Elle lui avait donné une étreinte, si forte qu'elle était presque douloureuse. Un baiser sur le front, un au revoir d'une voix tremblante. Et avait refermé la porte derrière la jeune fille. Porte qu'elle ignorait si elle pourrait un jour rouvrir. Quelques larmes avaient bien coulé sur les joues de Marianne, mais elle s'était empressée de les essuyer. Ici-bas, on ne pleure pas. On n'a pas le temps pour. Elle s'est contentée de larguer ses angoisses sur la montre à gousset que ses frères lui avaient offert, l'ouvrant et la refermant à répétition. Le cliquetis était familier, une version adoucie, mais semblable au boucan des machines. Elle faisait de son mieux pour graver dans sa mémoire le moindre trait de chacun des visages des siens, parce que jamais elle ne pourrait se le pardonner si un jour venait, où elle aurait oublié à quoi ils ressemblaient.
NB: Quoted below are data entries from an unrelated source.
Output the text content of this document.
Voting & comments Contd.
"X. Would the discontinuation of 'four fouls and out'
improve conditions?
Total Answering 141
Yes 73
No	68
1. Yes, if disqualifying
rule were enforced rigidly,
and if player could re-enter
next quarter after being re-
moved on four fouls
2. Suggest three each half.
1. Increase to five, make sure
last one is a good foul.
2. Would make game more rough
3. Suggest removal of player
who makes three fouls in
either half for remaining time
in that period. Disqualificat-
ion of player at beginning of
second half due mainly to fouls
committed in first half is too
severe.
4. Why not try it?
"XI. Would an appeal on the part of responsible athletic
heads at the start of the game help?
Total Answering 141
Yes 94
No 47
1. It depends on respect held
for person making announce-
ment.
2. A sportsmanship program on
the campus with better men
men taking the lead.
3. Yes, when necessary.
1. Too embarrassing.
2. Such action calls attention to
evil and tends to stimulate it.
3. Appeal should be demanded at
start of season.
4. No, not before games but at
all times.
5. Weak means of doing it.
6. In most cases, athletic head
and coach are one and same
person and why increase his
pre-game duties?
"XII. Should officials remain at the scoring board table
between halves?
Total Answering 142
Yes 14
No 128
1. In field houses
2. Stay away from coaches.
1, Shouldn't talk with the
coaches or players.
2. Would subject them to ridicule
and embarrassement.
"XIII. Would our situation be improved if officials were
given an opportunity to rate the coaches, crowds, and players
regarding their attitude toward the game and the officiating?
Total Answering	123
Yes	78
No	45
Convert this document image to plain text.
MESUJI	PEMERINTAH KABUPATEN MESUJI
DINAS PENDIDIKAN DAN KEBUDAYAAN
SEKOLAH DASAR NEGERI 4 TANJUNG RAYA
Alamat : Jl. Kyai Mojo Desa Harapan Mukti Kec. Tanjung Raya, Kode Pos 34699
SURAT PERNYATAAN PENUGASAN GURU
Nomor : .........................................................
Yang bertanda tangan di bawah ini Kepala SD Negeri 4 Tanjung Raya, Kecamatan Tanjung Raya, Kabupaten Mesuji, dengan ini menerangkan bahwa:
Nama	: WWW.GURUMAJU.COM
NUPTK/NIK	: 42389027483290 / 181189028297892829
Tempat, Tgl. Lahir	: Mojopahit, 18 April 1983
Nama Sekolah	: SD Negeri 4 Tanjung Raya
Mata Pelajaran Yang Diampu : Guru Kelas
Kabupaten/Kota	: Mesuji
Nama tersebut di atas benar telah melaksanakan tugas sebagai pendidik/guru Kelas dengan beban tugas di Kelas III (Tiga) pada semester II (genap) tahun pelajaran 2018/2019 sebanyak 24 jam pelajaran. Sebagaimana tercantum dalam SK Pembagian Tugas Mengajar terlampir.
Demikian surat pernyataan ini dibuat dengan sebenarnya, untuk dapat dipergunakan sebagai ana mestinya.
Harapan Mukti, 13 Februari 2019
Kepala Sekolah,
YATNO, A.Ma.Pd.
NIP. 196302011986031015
Son cœur était lourd, bien plus lourd que les charges qu'elle portait habituellement, un poids qu'elle n'avait jamais connu. Tant d'émotions, pourtant toutes si contradictoires les unes des autres, se débattaient dans la tête de la gamine. L'espoir, l'angoisse, la tristesse, l'anticipation. Ses mains abîmées tremblaient. Le regard au sol. Marianne ne l'a pas vue arrivée, mais elle l'a entendue approcher. Des pas sûrs, qui eux, ne semblaient pas avoir le moindre des doutes que la plus jeune avait encore. Elle pouvait encore refuser. Elle pouvait encore retourner avec sa famille. Finir sa vie ici, de la même manière que les autres. Mourir de fatigue, s'étouffer dans la poussière. Entourée par son sang, les siens. Les amis qu'elle s'était faits dans ce lieu si impropice, mais où pourtant, chacun aidait son prochain.
Elle releva la tête, pour trouver des siens les yeux de celle qui aurait désormais sa vie entre les mains.
— Emmenez-moi avec vous, s'il vous plaît.
Et pourtant, sa voix n'avait trahi aucun de ses doutes. Ses yeux, brillaient sûrement de plus d'espoir qu'elle ne pensait avoir en elle.